Soins de santé, École de Gynécologie de la Polyclinique Abano du nom de Giovanni Scambia

Soins de santé, École de Gynécologie de la Polyclinique Abano du nom de Giovanni Scambia

L’école de spécialisation en Obstétrique et Gynécologie activée par l’Université UniCamillus en collaboration avec la Polyclinique Abano (Padoue), dirigée par Barbara Costantini, porte officiellement le nom de Giovanni Scambia, professeur de Gynécologie et Obstétrique à l’Université Catholique et directeur scientifique de la Fondation Polyclinique Universitaire Agostino Gemelli Irccs de Rome, sommité de la gynécologie oncologique et l’un des plus grands spécialistes au monde dans le traitement des tumeurs de l’appareil reproducteur féminin, qui a réussi en février de l’année dernière. Grâce à la synergie créée entre l’université romaine et le groupe hospitalier Leonardo (Gol) fin 2025, lorsque les écoles de spécialisation en Urologie et Chirurgie Générale ont également été activées à la Polyclinique d’Abano, la structure Aponense, hôpital de la Région Vénétie et leader du réseau Gol, marque ainsi une nouvelle étape dans le parcours de développement de ses activités également du point de vue de la formation, informe une note. Une transition possible grâce à l’excellente offre de soins – lit-on -, aux technologies les plus innovantes, à la complexité des cas rencontrés chaque année qui placent la structure au sommet du système de santé régional et national.
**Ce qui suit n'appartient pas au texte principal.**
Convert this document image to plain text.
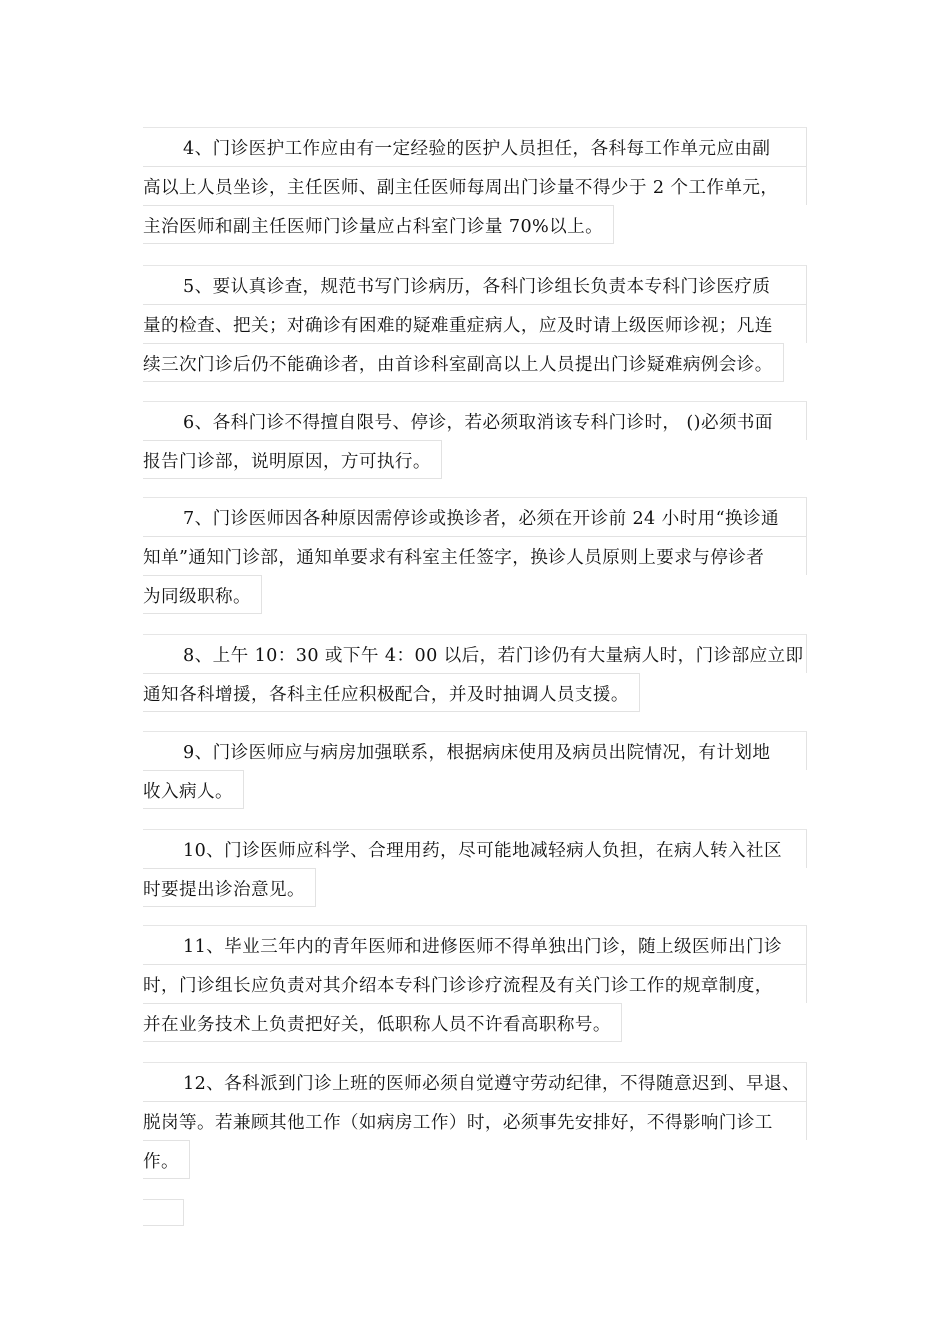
4、门诊医护工作应由有一定经验的医护人员担任，各科每工作单元应由副
高以上人员坐诊，主任医师、副主任医师每周出门诊量不得少于 2 个工作单元，
主治医师和副主任医师门诊量应占科室门诊量 70%以上。
5、要认真诊查，规范书写门诊病历，各科门诊组长负责本专科门诊医疗质
量的检查、把关；对确诊有困难的疑难重症病人，应及时请上级医师诊视；凡连
续三次门诊后仍不能确诊者，由首诊科室副高以上人员提出门诊疑难病例会诊。
6、各科门诊不得擅自限号、停诊，若必须取消该专科门诊时， ()必须书面
报告门诊部，说明原因，方可执行。
7、门诊医师因各种原因需停诊或换诊者，必须在开诊前 24 小时用“换诊通
知单”通知门诊部，通知单要求有科室主任签字，换诊人员原则上要求与停诊者
为同级职称。
8、上午 10：30 或下午 4：00 以后，若门诊仍有大量病人时，门诊部应立即
通知各科增援，各科主任应积极配合，并及时抽调人员支援。
9、门诊医师应与病房加强联系，根据病床使用及病员出院情况，有计划地
收入病人。
10、门诊医师应科学、合理用药，尽可能地减轻病人负担，在病人转入社区
时要提出诊治意见。
11、毕业三年内的青年医师和进修医师不得单独出门诊，随上级医师出门诊
时，门诊组长应负责对其介绍本专科门诊诊疗流程及有关门诊工作的规章制度，
并在业务技术上负责把好关，低职称人员不许看高职称号。
12、各科派到门诊上班的医师必须自觉遵守劳动纪律，不得随意迟到、早退、
脱岗等。若兼顾其他工作（如病房工作）时，必须事先安排好，不得影响门诊工
作。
La cérémonie, hier soir à Villa Bassi, au cours d’un événement qui visait à célébrer l’extraordinaire parcours humain et professionnel de l’un des pères de la gynécologie oncologique moderne – poursuit la note – s’est ouverte avec les salutations institutionnelles du recteur d’UniCamillus, Gianni Profita, du maire d’Abano Terme, Federico Barbierato, et de Nicola Petruzzi, président du groupe hospitalier Leonardo. Un moment de profonde réflexion a été confié au vice-recteur de l’Université UniCamillus, Salvatore Maria Corsello, qui a prononcé la Laudatio en mémoire du professeur Scambia. Les cliniciens sont alors intervenus. En particulier Manuel Maria Ianieri, chef de l’Unité de Gynécologie et Obstétrique de la Polyclinique d’Abano, et Gianluca Straface, chef du Service d’Obstétrique, qui ont souligné combien le médecin et scientifique visionnaire a innové dans le secteur et quel poids il a eu dans la formation des spécialistes qui ont travaillé avec lui. Émotion pour les interventions d’Emma Arcieri Mastromattei et Luisa, respectivement épouse et fille de Scambia, qui ont illustré l’activité de la Fondation Giovanni Scambia, engagée à poursuivre le travail du professeur en faveur de la recherche et du traitement des pathologies féminines.
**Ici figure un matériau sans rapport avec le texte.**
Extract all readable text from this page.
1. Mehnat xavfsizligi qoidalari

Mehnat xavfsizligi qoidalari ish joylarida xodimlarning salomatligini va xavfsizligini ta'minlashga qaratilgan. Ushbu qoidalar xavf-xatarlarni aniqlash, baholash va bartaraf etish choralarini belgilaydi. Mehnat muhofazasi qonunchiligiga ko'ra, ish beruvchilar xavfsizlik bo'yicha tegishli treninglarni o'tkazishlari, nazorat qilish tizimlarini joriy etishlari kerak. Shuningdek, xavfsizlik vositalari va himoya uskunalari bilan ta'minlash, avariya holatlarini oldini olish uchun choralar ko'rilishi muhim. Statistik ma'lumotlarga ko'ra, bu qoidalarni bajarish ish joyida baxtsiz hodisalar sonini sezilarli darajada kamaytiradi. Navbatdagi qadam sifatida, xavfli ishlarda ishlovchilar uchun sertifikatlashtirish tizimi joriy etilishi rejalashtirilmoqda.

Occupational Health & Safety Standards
« Pour nous, c’est un grand honneur et une source de profonde fierté – a déclaré Profita – Scambia était un géant de la médecine, mais avant cela un médecin capable d’unir une grande valeur scientifique et une humanité extraordinaire. Il a soigné, enseigné, inspiré. Sa formation et son extraordinaire carrière se sont développées dans la grande tradition de l’Université Catholique du Sacré-Cœur et de la Polyclinique Gemelli, institutions auxquelles il est toujours resté profondément attaché et dans lesquelles il a contribué à construire une école scientifique et clinique de niveau international dont nous sommes tous débiteurs. Aujourd’hui, son nom est entre dans cette école et en devient le guide. C’est un héritage précieux que nous confions à nos jeunes médecins, pour qu’ils trouvent dans son exemple la force, la passion et le sens le plus élevé de leur mission ». Petruzzi a déclaré : « Pour la Polyclinique Abano et pour le groupe hospitalier Leonardo, il s’agit d’un moment important dans le chemin parcouru jusqu’à présent dans le domaine de l’offre de soins, de la formation et de la recherche. Aujourd’hui, la science et la clinique apprennent de ceux qui ont toujours visé l’excellence pour affronter l’avenir. la solide tradition clinique de notre territoire et l’innovation internationale, éclairée par les travaux du professeur Scambia. Que cela soit un avertissement pour poursuivre non seulement la connaissance technique, mais cette sensibilité nécessaire pour accueillir la vie et protéger la santé des femmes dans toutes ses phases, honorant ainsi chaque jour la mémoire de Scambia ».